Her goal was to win, and she reached her goal for the last two years.
But as soon as the contest is over, she gains at least half of the weight back.
She’s met her goal, but she hasn’t changed her habits.
“When all of your hard work is focused on a particular goal, what is left to push you forward after you achieve it?” (Entrepreneur).
How to Set Up Systems to Change Your Habits AND Reach Your Goals
The secret? Focus on systems to reach your goal, instead of the goal itself.
“When you focus on the practice instead of the performance, you can enjoy the present moment and improve at the same time” (Entrepreneur).
Let’s say my friend decides today that she will lose the weight for good and drop 50 pounds this year. This is her goal. If, on December 31st, 2015, she’s only lost 30 pounds, has she failed to reach her goal?
Yes, but she’s still likely healthier than she was in January, 2015.
What if, instead of focusing on her goal, she focuses on living a healthy lifestyle, not just during the duration of the contest, but every day.
Perhaps she decides she’ll spend at least 120 minutes a week at the gym, and she’ll eat healthy, nutrient-dense foods. Rather than eating sugary sweets, she’ll eat naturally sweet foods like grapes, oranges, etc.
If she focuses on the system, she will likely reach her goal or come very close to it by the end of the year.
More importantly, she’ll be on the path to living healthily for the rest of her life because she’s changed her behavior.
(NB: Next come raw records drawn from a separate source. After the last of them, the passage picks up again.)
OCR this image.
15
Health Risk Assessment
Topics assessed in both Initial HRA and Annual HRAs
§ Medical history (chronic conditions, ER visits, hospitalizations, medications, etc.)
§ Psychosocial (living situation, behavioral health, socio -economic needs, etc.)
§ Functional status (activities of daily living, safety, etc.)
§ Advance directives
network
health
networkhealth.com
“None of this is to say that goals are useless. However, I’ve found that goals are good for planning your progress, and systems are good for actually making progress. Everyone. . .”should “slow down and make consistent, methodical progress rather than chasing sexy goals for a few weeks and then flaming out.
“Goals can provide direction and even push you forward in the short-term, but eventually, a well-designed system will always win. Having a system is what matters. Committing to the process is what makes the difference” (Entrepreneur).
What habits (or systems) would you like to establish this year that will help you reach your long-term goals?